Date
Tags meta

I have had a blog in some form or another for a very long time. In the way back of the beginning times I had one on LiveJournal (long since purged), and had one for a while here on my personal domain, and then moved to Blogspot.

I never particularly liked any of those options. The Blogspot one is the most recent, longest surviving, and the only one still with recoverable data, but I was never happy with the interface or the layout, and hated that I was restricted in the layout and HTML I could use (to protect me from myself, or to protect me from other users of the platform). It also did a poor job of being a personal web space because of the lack of anything not-blog. As a result of never liking it much, I avoided interacting with it, and so it was easily forgotten, and didn’t get updated often.

I have thought a couple of times of putting up Wordpress or something like that in order to get more control, but the few times I have had to deal with Content Management Systems in my work life has left me scarred and bitter, so no thank you.

Enter Static Site Generators. At some point I might do a more how-to-like posting about the particular one I’m using, but in short they are a tool that takes a bunch of articles written in plain text or with some simple markup (like reStructuredText or Markdown), applies that to some structure defined by a bunch of templates, and spits out an entire web site which can be uploaded somewhere. I mostly use RST, and so top of this post looks like this:

Blog Relaunch
=============

:date:      2022-12-28 20:11:00
:tags:      meta
:slug:      blog-relaunch
:category:  Blog
:author:    Matthew Pounsett
:status:    published
:summary:   Moving my blog home from Blogspot will hopefully be a way to
            refresh my excitement about writing, and resume making regular
            updates.

I have had a blog in some form or another for a very long time.  In the way
back of the beginning times I had one on `LiveJournal`_ (long since
purged), and had one for a while here on my personal domain, and then moved
to `Blogspot`_.

.. _LiveJournal: https://livejournal.com/
.. _Blogspot: https://mpounsett.blogspot.com/

The attraction to this is that it’s fairly simple to manage compared to a CMS, allows for easy version control of content, and all without requiring me to run databases or manage plugins, or really any specialized software on the host where the web-site lives. On the down side it has a steeper learning curve than a CMS, and probably isn’t accessible to anyone not comfortable with working on the command line, or with some simple scripting. I am very comfortable with these things though, and so it seems like all up-side to me.

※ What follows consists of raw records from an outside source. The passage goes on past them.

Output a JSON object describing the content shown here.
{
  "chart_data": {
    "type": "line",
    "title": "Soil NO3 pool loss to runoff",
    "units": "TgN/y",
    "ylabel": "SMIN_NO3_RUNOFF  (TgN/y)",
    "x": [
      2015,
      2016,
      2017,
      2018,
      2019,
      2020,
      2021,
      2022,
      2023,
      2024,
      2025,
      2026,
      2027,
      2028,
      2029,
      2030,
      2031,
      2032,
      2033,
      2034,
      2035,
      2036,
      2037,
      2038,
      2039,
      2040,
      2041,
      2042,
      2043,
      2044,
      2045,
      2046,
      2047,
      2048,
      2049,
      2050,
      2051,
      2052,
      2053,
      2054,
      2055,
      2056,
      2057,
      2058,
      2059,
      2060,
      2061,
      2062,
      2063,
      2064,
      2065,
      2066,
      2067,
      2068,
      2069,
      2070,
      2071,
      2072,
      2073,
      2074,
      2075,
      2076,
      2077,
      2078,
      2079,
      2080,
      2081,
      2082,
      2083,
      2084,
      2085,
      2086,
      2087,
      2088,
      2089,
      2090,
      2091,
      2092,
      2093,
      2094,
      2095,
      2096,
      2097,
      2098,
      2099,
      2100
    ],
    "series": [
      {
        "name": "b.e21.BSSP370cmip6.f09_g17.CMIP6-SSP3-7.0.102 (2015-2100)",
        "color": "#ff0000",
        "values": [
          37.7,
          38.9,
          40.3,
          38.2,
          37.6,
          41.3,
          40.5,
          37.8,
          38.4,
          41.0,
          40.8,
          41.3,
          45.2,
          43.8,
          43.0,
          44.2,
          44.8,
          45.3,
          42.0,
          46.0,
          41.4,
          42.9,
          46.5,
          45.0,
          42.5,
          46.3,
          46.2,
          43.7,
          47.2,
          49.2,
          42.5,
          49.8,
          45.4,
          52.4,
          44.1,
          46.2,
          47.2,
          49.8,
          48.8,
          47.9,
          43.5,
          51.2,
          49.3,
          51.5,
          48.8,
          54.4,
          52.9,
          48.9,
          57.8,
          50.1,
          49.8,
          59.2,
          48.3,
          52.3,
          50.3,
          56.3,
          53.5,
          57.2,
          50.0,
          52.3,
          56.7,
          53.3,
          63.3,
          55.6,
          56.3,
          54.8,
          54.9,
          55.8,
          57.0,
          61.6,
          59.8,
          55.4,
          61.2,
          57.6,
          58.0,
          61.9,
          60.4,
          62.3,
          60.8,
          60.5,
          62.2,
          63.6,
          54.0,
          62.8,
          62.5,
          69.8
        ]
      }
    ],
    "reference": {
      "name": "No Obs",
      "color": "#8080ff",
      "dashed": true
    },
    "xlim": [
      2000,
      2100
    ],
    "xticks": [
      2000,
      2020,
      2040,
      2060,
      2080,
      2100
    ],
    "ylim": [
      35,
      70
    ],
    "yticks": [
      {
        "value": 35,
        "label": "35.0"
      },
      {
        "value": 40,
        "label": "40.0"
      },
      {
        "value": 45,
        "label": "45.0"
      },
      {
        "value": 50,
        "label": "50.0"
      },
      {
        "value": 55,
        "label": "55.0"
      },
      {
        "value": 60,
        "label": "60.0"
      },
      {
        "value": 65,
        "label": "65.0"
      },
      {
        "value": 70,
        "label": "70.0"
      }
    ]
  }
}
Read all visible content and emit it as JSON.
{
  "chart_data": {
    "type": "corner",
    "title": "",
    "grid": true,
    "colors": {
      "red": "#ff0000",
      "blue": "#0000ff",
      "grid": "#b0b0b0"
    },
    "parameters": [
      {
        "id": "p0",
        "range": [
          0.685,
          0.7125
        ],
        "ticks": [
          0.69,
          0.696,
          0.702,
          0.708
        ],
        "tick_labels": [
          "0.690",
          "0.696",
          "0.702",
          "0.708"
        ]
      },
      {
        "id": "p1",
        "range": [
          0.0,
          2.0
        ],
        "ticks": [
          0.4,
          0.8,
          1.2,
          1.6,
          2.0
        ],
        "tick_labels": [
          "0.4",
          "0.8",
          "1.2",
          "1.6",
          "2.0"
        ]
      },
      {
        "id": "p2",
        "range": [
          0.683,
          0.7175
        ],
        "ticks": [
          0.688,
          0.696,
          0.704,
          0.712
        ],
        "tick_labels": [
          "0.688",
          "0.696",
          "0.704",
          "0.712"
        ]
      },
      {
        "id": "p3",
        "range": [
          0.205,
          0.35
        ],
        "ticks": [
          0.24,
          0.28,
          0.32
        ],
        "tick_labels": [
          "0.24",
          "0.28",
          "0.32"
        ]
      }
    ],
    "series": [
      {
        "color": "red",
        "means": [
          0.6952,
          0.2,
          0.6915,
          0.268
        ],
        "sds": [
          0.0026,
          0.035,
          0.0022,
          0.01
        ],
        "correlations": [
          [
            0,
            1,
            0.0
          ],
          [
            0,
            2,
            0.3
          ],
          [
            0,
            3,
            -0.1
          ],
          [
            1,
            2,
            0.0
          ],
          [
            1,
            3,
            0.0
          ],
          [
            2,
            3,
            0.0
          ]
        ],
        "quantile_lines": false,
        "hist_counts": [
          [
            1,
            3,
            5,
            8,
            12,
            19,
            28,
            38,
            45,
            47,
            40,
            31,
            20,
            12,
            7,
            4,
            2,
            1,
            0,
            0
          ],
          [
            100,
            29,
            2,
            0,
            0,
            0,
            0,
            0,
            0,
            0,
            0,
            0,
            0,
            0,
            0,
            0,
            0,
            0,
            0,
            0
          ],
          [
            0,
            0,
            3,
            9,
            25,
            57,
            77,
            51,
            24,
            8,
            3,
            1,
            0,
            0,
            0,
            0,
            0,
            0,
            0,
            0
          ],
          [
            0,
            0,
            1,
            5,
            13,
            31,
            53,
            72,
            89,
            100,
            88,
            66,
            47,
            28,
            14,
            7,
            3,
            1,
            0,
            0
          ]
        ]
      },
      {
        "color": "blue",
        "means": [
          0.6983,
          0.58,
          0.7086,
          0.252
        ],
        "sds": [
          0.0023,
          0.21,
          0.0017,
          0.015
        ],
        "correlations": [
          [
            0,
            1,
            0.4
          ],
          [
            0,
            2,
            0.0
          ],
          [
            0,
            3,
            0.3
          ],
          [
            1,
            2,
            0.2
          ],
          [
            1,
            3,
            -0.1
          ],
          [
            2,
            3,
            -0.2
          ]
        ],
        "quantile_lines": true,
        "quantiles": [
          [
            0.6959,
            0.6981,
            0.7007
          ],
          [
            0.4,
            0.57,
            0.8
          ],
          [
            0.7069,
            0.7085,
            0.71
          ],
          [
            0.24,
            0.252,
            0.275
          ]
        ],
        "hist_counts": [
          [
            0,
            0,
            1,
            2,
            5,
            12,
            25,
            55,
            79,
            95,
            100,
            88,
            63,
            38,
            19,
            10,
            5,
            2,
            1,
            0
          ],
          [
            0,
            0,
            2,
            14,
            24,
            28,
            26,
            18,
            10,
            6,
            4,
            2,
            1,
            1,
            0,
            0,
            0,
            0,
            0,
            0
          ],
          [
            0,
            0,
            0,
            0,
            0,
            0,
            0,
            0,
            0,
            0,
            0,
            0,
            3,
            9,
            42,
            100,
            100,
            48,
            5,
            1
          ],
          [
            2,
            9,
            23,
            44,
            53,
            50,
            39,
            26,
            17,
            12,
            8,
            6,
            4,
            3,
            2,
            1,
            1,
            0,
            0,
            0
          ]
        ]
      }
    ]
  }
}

I’m hoping to be able to leave the Blogspot articles up (and therefore not break any old links) but redirect traffic here, to their new canonical home. This is not easy though, which is a problem tightly tied to the reasons I don’t like using Blogspot.

So, over the course of the coming weeks I will be exporting and converting articles from Blogspot and adding them here, and hopefully adding redirects from the old Blogspot versions. As articles appear here they will show up as “old” articles as if they have always been here, so you’ll probably only notice if you go looking. They require some massaging to convert them from the Blogspot XML export into something I can use here, so I’ll be getting to them slowly, probably.

At the same time I plan to resume publishing relatively frequent (frequent for me) articles about whatever’s on my mind, now that it will be easier to do that. I’m also going to be participating in #100DaysToOffload, which is a “challenge”, of sorts, to post at least 100 times in a year. I have a bit of a backlog of ideas, so should be able to make a pretty decent start.